La Coordination Politique des Volontaires/Wazalendo pour la Défense de la Patrie au Sud-Kivu a, dans un communiqué officiel rendu public ce mardi, fermement rejeté les accusations formulées par le groupe armé Twirwaneho dans leur déclaration du 8 juillet 2025. Les Wazalendo dénoncent une manœuvre de désinformation visant à masquer les véritables intentions de ce groupe accusé de collaborer avec des mouvements terroristes.
Dans ce communiqué, les Wazalendo qualifient le texte des Twirwaneho de “tissu de mensonges”, destiné à “inverser les rôles entre bourreaux et victimes”. Selon eux, cette déclaration n’est qu’une opération de communication malveillante pour détourner l’attention du public et de la communauté internationale des exactions commises par les Twirwaneho dans les territoires d’Uvira, Fizi et Mwenga.
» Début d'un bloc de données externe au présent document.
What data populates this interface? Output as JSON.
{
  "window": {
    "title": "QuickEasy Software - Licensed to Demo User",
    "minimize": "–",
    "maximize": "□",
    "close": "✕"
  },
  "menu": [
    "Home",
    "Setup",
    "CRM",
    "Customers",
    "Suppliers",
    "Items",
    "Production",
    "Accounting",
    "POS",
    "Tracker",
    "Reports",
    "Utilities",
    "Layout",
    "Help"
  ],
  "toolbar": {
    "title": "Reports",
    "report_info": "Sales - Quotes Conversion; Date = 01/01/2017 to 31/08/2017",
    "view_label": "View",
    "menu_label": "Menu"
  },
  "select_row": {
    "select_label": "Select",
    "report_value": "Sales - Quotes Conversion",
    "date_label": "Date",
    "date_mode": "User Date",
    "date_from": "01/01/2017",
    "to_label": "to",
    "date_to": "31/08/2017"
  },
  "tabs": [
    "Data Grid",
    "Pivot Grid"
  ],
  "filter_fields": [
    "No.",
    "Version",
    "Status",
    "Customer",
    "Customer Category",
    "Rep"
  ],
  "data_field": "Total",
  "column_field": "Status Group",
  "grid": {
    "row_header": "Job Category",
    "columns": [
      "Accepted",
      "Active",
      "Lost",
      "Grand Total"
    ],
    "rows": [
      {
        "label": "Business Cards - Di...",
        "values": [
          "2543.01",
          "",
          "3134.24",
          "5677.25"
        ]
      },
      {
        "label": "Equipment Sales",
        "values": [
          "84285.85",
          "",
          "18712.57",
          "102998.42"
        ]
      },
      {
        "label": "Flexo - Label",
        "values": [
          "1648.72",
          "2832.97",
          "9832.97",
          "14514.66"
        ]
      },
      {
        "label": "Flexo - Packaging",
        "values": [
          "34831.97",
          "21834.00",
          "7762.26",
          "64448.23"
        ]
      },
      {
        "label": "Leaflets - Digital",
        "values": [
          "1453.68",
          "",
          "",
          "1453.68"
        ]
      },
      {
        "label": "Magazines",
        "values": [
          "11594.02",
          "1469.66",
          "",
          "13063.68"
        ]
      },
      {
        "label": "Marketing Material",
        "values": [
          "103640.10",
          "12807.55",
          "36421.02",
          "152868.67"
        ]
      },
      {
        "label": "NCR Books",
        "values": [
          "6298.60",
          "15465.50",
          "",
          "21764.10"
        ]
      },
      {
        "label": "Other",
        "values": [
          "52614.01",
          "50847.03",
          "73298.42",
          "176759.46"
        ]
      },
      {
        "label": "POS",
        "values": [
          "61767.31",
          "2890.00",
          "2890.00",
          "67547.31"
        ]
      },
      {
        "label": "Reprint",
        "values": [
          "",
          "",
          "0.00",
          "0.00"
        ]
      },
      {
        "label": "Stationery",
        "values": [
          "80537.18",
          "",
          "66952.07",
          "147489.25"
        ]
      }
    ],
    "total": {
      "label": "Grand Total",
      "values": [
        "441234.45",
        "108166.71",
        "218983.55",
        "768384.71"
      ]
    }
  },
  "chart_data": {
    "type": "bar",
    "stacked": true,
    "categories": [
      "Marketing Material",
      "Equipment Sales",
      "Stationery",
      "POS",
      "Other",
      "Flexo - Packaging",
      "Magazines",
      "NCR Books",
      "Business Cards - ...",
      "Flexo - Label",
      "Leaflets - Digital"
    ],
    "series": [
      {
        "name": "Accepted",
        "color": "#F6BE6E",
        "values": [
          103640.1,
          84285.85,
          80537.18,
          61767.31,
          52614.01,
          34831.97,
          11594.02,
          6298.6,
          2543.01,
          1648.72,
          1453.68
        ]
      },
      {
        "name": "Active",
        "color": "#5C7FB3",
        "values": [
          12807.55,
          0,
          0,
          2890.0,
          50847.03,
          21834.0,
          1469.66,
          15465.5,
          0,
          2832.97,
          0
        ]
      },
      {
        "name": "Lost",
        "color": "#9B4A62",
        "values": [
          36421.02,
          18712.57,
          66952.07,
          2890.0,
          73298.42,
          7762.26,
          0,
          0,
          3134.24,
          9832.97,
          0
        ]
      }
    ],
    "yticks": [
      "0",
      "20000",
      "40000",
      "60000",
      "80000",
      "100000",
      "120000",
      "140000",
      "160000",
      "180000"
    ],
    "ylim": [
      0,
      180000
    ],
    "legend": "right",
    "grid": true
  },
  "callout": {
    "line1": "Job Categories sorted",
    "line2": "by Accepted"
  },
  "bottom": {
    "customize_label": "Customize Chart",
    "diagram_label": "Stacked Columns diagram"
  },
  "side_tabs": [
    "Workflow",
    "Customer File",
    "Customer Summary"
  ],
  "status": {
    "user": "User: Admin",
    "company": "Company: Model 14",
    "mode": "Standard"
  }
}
« Les terroristes Twirwaneho n’ont jamais représenté une population, ils s’en servent comme bouclier pour échapper à la justice », déclare Aimable Nabulizi, porte-parole politique de la coordination.
Les Wazalendo saluent en revanche le déploiement des Forces armées de la RDC (FARDC) dans la région, qu’ils jugent “légal, légitime et nécessaire”. Ils réfutent toute accusation de ciblage ethnique dans les opérations militaires en cours. « Ceux qui crient au nettoyage ethnique sont justement ceux qui veulent balkaniser le pays, semer la haine et créer un climat propice à l’implantation d’un État dans l’État », précise encore le communiqué.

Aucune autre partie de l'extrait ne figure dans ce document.